Saturday, September 6, 2008

Maya Lin's Confluence Project: The Amazing Land Bridge

This is Maya Lin walking up Land Bridge from the Columbia River to Fort Vancouver.
Also shown is a model to give you the full effect of this bold concept, the artist Lillian Pitt and the architect John Paul Jones.

Confluence Project is the largest work of Land Art ever created. It extends 450 miles along the Columbia River and includes seven different sites. The initial impulse was part of the commemoration of Lewis and Clark's journey in 1804, but it is a commemoration of loss, a celebration of rebirth, a restoration of the land, and as the new brochure declares " (it is)places reclaimed, transformed, re-imagined."

Maya Lin and the Confluence Project are collaborating with many different people in order to make these sites happen, but particularly with Native Americans .
They invited her to be a part of the project after seeing the film on her Vietnam Memorial. They felt that she could commemorate the loss of their cultures since Lewis and Clark.

But the project also marks the loss of birds, and other species, as well as plants and flowers by recording Lewis and Clark's journals and making reference to their current status. ( see Bird Blind entry next)

The first site dedicated was Cape Disappointment at the Confluence of the Columbia River and the Pacific Ocean.

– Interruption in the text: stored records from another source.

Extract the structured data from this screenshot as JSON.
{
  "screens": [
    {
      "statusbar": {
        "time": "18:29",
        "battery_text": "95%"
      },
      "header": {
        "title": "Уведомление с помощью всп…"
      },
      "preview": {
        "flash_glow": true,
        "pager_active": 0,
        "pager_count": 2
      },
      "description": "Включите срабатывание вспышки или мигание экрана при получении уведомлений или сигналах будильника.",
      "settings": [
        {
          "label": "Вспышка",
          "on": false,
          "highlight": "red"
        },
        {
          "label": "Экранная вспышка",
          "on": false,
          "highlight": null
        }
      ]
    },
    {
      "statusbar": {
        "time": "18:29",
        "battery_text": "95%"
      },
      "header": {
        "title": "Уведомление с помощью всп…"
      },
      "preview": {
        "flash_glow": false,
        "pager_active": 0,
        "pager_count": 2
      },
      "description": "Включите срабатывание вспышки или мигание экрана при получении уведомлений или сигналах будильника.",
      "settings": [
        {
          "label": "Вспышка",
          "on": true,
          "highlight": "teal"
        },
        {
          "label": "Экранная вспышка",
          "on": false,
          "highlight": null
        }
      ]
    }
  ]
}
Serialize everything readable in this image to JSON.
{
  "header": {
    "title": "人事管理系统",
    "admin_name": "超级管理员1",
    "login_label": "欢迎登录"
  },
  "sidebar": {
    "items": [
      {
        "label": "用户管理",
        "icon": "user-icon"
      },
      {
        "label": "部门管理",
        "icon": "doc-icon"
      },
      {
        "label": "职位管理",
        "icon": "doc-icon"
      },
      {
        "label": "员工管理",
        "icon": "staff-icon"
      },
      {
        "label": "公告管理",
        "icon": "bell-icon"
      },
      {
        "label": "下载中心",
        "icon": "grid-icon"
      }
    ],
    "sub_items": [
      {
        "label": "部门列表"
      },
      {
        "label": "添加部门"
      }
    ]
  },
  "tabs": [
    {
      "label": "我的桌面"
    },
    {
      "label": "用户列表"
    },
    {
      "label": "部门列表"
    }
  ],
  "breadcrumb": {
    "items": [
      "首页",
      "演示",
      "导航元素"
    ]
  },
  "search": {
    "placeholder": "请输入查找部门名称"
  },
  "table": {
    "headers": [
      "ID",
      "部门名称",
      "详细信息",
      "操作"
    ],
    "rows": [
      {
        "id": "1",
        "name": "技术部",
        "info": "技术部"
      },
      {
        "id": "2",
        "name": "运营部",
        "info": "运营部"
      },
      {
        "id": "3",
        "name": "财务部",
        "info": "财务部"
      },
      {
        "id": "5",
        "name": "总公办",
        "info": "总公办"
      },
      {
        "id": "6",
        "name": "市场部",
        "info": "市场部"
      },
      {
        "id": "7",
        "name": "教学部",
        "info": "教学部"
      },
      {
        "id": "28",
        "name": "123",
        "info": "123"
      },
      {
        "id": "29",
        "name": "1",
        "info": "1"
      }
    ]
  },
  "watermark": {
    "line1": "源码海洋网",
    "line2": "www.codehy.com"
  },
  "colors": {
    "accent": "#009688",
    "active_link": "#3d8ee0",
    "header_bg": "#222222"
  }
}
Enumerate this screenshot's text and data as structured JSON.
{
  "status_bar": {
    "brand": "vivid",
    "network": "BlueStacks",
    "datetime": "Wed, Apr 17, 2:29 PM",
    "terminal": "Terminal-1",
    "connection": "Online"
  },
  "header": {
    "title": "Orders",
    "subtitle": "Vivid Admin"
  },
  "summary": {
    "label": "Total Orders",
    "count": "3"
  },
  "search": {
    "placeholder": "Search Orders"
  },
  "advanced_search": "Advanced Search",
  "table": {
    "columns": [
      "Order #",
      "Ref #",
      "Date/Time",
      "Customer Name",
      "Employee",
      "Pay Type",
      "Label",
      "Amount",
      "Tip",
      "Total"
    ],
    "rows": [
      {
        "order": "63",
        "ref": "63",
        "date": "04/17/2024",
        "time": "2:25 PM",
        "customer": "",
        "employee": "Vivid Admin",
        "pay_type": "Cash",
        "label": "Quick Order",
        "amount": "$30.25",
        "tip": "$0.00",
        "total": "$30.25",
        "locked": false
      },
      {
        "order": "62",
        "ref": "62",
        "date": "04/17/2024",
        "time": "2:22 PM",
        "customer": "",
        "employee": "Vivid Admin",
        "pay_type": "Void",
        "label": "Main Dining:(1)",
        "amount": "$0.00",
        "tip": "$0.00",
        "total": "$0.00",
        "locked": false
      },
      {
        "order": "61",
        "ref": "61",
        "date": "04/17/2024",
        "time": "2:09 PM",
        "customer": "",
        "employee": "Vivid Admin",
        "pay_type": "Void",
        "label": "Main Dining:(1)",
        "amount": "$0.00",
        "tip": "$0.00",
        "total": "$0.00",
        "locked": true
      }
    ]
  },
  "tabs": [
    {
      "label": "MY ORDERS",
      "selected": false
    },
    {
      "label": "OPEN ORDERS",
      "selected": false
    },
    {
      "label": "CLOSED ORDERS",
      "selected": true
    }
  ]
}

I have written about it in Sculpture magazine, along with an exhibition at the Henry Art Gallery at the University of Washington in Seattle of Maya Lin's sculpture.

Last weekend the Land Bridge was dedicated. John Paul Jones who also completed the National Museum of the American Indian in Washington DC was responsible for making it into a reality, starting from an extraordinary concept, developed with Maya Lin, of an implied circular form.

The site of the Land Bridge is on Fort Vancouver, a military site established in 1848 when the US basically made the Hudson Bay Company leave. The Hudson Bay Company had established itself on this site on the shores of the Columbia River in 1824, twenty years after Lewis and Clark passed by. The site had already been cleared with controlled burning by native tribes in order to grow plants like Camas that they used in their daily lives for eating, making baskets, medicine and many other purposes. It was a place where inland tribes came down to the river to trade with the river Indians. It was called the "place of the turtle". The connection between the inland and the river has now been reestablished with the Land Bridge.

It is called Land Bridge because it includes native grasses and plants. John Paul Jones called it "pulling the prairie over the road", and indeed that is what it does. It spans a wide highway, then drops down to an historic apple orchard with the first apple tree planted in Washington State in 1825. Then there is an underpass under the railroad and you arrive at the river.
The Bridge is a beautiful sweep that meanders like the original Indian Trail, even as it suggests part of an implied circle. Maya Lin and John Paul Jones collaborated on the original concept when the whole project seemed almost impossible.
The bridge is marked by a Welcoming Gate made of cedar and basalt

with a glass sculpture that captures the light and makes reference to the role of women in the Columbia River cultures. Three seating areas are marked, "land" "water" "people", with Indian words for those concepts cut into the vista point. Lillian Pitt who is photographed above near her seating "baskets" created benches with stainless steel backs that have designs evoking petroglyps and pictographs from the Columbia River.